Service de police d'Ottawa: le chef admet l'existence du profilage racial dans ses rangs

Le chef de la police d’Ottawa admet que le profilage racial peut exister dans ses rangs.

Peter Sloly a fait ce constat mercredi, jour du dépôt d’un bilan indépendant sur l’équité, à la diversité et à l’inclusion.

Plus précisément, le Service de police d’Ottawa (SPO) a présenté la plus récente phase de son Projet de collecte de données fondées sur la race aux contrôles routiers et de la Vérification de la diversité.

Le SPO veut faire la lumière sur certaines allégations et plaintes de citoyens reprochant aux agents de se fier trop souvent à la couleur de la peau ou aux apparences lors de contrôles routiers.
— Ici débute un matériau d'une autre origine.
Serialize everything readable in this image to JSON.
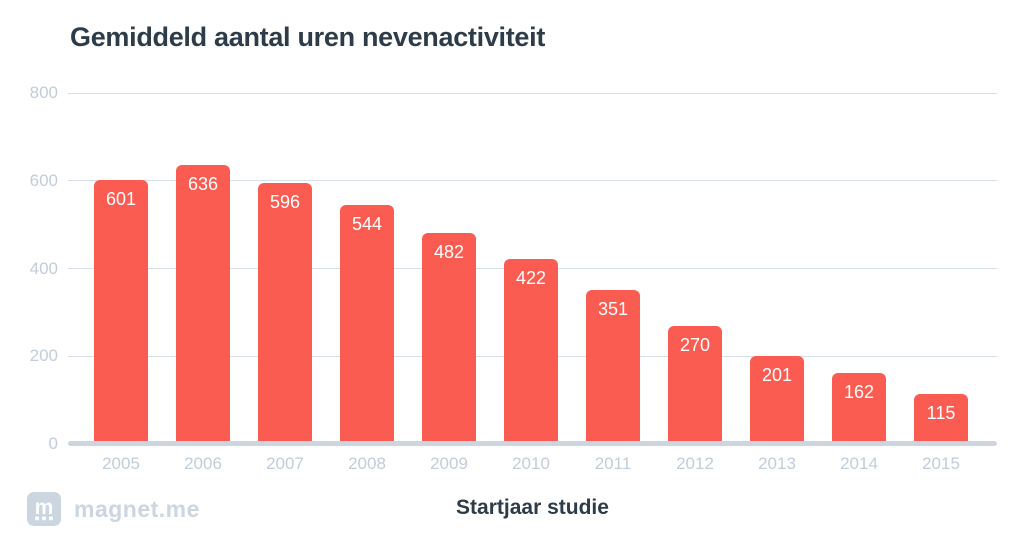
{
  "title": "Gemiddeld aantal uren nevenactiviteit",
  "footer": {
    "brand": "magnet.me",
    "logo_icon": "magnet-m-icon"
  },
  "colors": {
    "bar": "#fb5c51",
    "bar_label": "#ffffff",
    "title_text": "#2d3c48",
    "axis_label": "#c1cdda",
    "gridline": "#d8dfe6",
    "axis_line": "#cdd6de",
    "logo": "#ccd6e0",
    "background": "#ffffff"
  },
  "chart_data": {
    "type": "bar",
    "title": "Gemiddeld aantal uren nevenactiviteit",
    "categories": [
      "2005",
      "2006",
      "2007",
      "2008",
      "2009",
      "2010",
      "2011",
      "2012",
      "2013",
      "2014",
      "2015"
    ],
    "values": [
      601,
      636,
      596,
      544,
      482,
      422,
      351,
      270,
      201,
      162,
      115
    ],
    "bar_labels": [
      601,
      636,
      596,
      544,
      482,
      422,
      351,
      270,
      201,
      162,
      115
    ],
    "xlabel": "Startjaar studie",
    "ylabel": "",
    "ylim": [
      0,
      800
    ],
    "yticks": [
      0,
      200,
      400,
      600,
      800
    ],
    "grid": true,
    "legend": "none"
  }
}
« Les partis pris, le profilage racial, et autres formes de discrimination existent dans la société, et cela veut dire qu’elles peuvent exister dans le milieu policier, a dit le chef Sloly. Ces documents prouvent, à mes yeux, que plusieurs efforts substantiels ont été entrepris pour répondre aux préoccupations de la collectivité et des membres. »

La direction du SPO a qualifié certaines conclusions de ce rapport de « difficiles », mais a rajouté qu’elles demeuraient importantes pour améliorer les relations entre les policiers sur le terrain et le citoyen ordinaire.

Surreprésentation

Selon le même rapport, les statistiques sur la surreprésentation des communautés culturelles dans les affaires policières s’étaient légèrement amenuisées ces derniers mois.
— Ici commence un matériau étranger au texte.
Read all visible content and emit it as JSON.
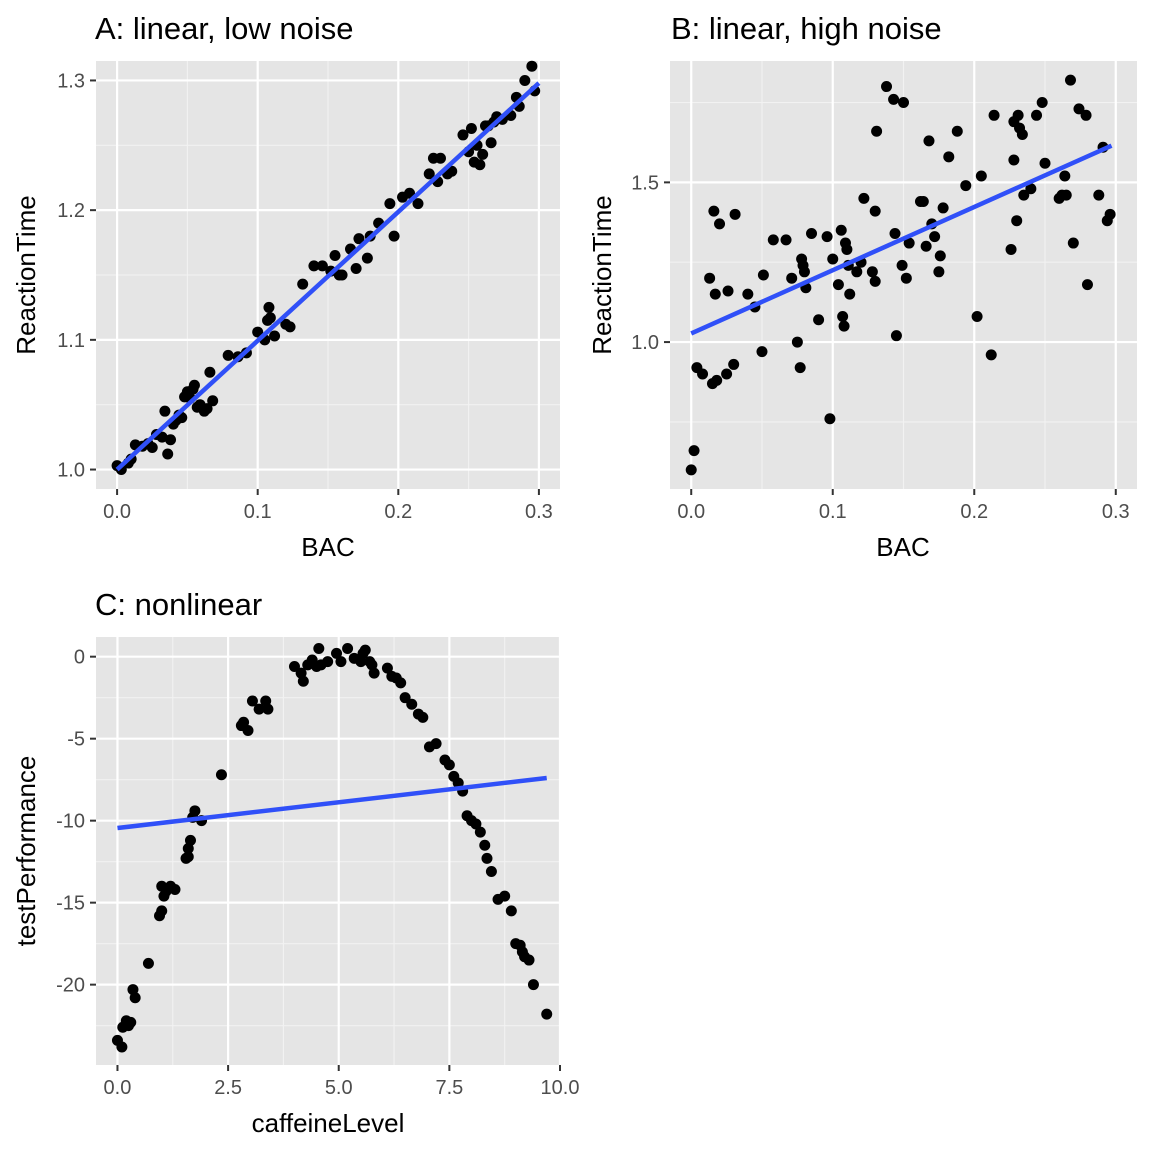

Toutefois, ces mêmes données « font (toujours) état de taux disproportionnés d’interpellation chez les hommes noirs et moyen-orientaux », selon ce même rapport indépendant.

De 2017 à 2018, les hommes moyen-orientaux ont été interpellés 3,18 fois de plus que la moyenne lors de ces contrôles routiers. Les hommes noirs ont aussi été impliqués plus souvent qu’à leur tour, avec une moyenne de 2,3 fois de plus que la moyenne pour l’ensemble des automobilistes d’Ottawa.

Le SPO dit poursuivre ses efforts pour recruter des employés provenant de tous les milieux et de toutes les communautés culturelles de la capitale fédérale.

Le directeur du SPO avoue qu’il reste beaucoup de travail à faire dans les postes de direction, alors l’équité culturelle n’est toujours pas atteinte dans la gestion des ressources humaines, et les possibilités d’avancement professionnel semblent plus limitées.

« L’une des raisons pour lesquelles je suis venu au Service de police d’Ottawa, c’est que j’ai reconnu le SPO comme un meneur du domaine policier en matière d’équité, de diversité et d’inclusion, dit le chef Sloly. Ce ne sont pas là des enjeux faciles à affronter, qu’importe notre profession, et je sais bien que les agents de première ligne sont les premiers à recevoir les commentaires et les critiques de la collectivité. »

Le SPO s’est engagé à  mettre sur pied un plan d’action « Équité, diversité et inclusion » pour mieux s’attaquer aux partis pris et « améliorer l’expérience ressentie et vécue de la collectivité ».

Ce plan doit voir le jour d’ici janvier prochain.

Par ailleurs, le SPO accueillera les délégations de citoyens souhaitant se prononcer sur la question le 25 novembre, lors de la Commission de services policiers.

Le 4 décembre, les représentants de la Ville participeront à un Forum d’apprentissage sur les droits de la personne. L’événement est aussi ouvert au grand public.